The South African Energy Conversion Belt had once been one of the largest solar tower clusters on the southern continent. By 3911, the equatorial and subtropical regions had been transformed by the major regimes into energy-harvesting belts. The towers tracked sunlight day and night, converting light and heat into electricity for the government districts and technical zones.
The lower-tier populations around them were responsible for maintenance, cleaning, transport, and replacing damaged reflector panels.
They lived in the shadows of the towers, yet had no freedom to use the light those towers produced.
Recently, there had been rumours of “quota loss” in the region.
But quotas did not get lost.
They were stolen, diverted, or deliberately miswritten by certain very tidy hands.

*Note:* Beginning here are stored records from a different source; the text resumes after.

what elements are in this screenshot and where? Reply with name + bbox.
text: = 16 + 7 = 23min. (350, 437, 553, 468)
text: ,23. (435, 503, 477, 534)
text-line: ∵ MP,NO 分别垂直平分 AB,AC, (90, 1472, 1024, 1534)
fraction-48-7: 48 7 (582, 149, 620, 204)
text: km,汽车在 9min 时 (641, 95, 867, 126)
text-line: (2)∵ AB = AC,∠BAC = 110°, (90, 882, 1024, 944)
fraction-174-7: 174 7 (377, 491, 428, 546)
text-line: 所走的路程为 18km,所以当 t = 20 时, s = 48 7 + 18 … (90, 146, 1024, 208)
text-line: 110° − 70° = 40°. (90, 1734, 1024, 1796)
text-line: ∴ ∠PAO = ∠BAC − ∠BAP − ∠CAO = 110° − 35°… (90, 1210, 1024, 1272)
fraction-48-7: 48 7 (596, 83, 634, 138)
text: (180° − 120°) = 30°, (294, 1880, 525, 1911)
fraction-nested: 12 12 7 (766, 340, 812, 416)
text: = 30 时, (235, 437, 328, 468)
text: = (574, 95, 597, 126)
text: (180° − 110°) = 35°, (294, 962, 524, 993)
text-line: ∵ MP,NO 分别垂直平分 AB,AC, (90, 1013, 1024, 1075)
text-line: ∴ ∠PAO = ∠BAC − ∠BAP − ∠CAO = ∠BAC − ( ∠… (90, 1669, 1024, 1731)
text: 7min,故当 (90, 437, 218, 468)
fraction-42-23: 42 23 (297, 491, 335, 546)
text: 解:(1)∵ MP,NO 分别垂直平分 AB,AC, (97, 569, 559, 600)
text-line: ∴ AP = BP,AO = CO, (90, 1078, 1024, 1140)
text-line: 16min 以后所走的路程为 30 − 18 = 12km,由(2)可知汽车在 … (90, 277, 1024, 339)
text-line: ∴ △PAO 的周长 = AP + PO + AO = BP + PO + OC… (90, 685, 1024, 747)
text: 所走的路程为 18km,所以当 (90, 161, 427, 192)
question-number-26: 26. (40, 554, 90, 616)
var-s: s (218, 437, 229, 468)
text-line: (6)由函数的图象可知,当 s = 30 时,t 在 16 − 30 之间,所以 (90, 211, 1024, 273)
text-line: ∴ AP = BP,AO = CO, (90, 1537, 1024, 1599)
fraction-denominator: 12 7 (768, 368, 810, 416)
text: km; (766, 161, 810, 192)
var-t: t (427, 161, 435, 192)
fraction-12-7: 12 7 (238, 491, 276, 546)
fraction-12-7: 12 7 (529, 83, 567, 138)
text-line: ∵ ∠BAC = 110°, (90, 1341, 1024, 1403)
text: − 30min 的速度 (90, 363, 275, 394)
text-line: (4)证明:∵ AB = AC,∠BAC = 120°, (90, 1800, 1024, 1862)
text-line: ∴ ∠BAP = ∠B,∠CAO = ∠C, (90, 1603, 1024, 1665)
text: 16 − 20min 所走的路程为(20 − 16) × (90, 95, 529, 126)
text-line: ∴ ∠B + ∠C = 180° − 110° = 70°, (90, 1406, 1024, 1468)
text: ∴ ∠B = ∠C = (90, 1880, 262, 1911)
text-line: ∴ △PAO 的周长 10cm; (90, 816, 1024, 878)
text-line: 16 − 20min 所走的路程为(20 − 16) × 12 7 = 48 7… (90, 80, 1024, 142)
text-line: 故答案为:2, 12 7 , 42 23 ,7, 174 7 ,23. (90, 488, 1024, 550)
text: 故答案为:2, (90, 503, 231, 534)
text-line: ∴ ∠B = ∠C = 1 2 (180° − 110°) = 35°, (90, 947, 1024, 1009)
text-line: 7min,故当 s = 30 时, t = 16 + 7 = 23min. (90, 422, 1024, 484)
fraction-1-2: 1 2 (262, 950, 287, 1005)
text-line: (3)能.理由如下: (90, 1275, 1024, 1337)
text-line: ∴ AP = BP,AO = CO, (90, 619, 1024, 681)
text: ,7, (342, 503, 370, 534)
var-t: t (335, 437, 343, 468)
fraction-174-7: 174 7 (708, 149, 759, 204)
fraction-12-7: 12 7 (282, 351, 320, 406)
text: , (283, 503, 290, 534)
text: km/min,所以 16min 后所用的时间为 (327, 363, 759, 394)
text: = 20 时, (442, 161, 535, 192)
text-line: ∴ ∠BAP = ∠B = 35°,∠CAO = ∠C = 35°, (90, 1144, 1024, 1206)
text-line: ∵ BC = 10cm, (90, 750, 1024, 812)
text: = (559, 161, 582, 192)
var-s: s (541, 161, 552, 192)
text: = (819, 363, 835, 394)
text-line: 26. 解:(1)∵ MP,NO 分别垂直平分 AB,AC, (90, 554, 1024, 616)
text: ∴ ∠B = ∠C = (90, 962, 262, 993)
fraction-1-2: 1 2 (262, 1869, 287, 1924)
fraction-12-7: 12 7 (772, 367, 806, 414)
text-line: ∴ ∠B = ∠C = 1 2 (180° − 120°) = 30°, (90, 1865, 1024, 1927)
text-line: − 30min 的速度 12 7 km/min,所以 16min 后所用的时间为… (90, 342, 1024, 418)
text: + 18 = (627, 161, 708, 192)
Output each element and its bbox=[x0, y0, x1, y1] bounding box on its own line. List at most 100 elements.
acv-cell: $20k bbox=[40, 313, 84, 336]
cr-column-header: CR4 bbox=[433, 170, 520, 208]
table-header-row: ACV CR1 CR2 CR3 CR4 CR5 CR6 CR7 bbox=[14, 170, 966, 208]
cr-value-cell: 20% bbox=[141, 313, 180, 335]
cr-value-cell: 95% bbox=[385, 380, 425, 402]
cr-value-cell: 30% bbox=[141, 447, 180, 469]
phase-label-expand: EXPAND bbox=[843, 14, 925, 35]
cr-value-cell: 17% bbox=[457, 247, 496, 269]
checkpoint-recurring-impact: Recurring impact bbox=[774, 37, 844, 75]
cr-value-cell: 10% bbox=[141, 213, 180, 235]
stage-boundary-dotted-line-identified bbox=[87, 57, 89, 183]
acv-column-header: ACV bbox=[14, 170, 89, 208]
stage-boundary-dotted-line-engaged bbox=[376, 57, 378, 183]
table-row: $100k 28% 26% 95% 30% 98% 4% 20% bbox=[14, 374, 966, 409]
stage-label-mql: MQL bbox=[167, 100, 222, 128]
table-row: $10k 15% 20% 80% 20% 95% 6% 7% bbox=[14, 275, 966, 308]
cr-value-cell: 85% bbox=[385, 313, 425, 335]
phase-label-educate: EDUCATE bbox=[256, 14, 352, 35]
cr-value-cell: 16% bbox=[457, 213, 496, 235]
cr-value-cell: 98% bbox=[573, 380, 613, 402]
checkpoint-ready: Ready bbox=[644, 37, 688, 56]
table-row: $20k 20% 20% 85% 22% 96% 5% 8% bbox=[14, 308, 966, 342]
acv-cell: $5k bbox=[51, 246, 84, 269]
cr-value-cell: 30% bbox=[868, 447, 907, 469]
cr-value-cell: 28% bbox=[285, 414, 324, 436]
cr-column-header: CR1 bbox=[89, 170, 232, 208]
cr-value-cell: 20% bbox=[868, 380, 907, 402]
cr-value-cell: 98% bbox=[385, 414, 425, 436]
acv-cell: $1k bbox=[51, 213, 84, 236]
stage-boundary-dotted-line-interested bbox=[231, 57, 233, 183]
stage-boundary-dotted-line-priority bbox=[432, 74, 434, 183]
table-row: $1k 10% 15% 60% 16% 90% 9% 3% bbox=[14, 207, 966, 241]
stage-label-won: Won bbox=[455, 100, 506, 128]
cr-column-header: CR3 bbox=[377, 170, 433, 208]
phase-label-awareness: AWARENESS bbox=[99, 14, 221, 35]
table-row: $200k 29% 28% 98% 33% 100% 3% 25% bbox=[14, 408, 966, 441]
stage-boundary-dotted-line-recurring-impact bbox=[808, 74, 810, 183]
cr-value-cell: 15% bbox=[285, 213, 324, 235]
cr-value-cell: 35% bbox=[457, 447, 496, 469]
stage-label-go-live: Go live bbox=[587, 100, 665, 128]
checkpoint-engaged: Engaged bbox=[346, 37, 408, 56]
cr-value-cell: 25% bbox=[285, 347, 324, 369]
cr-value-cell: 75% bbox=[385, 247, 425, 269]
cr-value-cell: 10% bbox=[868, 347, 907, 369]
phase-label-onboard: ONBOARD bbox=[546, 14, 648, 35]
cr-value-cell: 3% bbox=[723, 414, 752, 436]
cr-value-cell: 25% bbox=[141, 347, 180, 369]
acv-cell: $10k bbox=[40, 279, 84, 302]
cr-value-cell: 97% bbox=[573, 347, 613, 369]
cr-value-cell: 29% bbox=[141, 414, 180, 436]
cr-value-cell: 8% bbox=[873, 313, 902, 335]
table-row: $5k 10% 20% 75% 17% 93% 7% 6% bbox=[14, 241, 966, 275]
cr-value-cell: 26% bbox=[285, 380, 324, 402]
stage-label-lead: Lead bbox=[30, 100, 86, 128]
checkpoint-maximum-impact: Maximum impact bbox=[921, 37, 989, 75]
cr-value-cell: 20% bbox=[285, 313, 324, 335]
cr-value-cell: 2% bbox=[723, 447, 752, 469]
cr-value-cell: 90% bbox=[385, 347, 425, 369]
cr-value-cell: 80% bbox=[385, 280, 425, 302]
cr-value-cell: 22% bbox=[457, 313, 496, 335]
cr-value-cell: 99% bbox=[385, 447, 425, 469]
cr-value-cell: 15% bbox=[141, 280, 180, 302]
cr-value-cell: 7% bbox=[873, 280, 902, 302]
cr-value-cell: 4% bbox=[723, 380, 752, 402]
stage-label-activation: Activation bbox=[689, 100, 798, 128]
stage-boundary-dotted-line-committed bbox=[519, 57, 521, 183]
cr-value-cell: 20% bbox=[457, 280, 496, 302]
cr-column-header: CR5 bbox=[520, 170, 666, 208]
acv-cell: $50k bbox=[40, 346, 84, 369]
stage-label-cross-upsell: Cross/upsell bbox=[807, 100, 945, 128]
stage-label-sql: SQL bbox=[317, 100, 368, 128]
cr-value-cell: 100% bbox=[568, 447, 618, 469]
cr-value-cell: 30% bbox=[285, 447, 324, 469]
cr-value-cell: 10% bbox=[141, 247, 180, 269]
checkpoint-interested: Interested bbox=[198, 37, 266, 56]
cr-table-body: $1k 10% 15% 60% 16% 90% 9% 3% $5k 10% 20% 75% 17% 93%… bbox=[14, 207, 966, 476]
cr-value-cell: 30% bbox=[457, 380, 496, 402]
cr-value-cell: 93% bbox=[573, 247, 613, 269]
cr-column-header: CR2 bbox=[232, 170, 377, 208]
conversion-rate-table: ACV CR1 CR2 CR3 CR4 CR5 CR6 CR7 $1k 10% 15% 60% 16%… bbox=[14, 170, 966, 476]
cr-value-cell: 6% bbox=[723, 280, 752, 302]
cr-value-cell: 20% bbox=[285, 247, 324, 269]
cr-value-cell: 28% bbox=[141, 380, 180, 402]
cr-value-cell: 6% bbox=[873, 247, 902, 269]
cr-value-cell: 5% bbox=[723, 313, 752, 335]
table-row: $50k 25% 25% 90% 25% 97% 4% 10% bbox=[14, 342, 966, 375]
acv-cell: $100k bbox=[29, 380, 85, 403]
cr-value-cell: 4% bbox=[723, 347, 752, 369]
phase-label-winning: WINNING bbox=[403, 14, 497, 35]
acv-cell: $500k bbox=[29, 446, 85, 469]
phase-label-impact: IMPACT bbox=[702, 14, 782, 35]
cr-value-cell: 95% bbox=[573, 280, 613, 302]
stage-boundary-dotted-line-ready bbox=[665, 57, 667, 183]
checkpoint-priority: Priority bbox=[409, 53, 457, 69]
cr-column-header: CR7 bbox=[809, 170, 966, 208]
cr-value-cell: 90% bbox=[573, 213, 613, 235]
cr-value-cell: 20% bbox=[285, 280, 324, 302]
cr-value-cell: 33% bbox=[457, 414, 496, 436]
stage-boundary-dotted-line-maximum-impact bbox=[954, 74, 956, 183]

“This isn’t an ordinary field assignment,” Atlas said.
“I know.”
“You approved Fifth Tier power, and tomorrow they send you to South Africa.”
Zorina closed the terminal.
“Relocation. Warning. Or a test.”
“It could also be a trap.”
She looked out of the window.
The small blue light from the Fifth Tier was still there.
“Then let us see what the trap is trying to catch.”
Atlas watched her for a moment, then said in a low voice, “You don’t have to go alone.”
Zorina did not turn back.
She only answered softly.
Outside, the city was going dark by inches.
And in her dreams, the stone wall shone silently in the dark.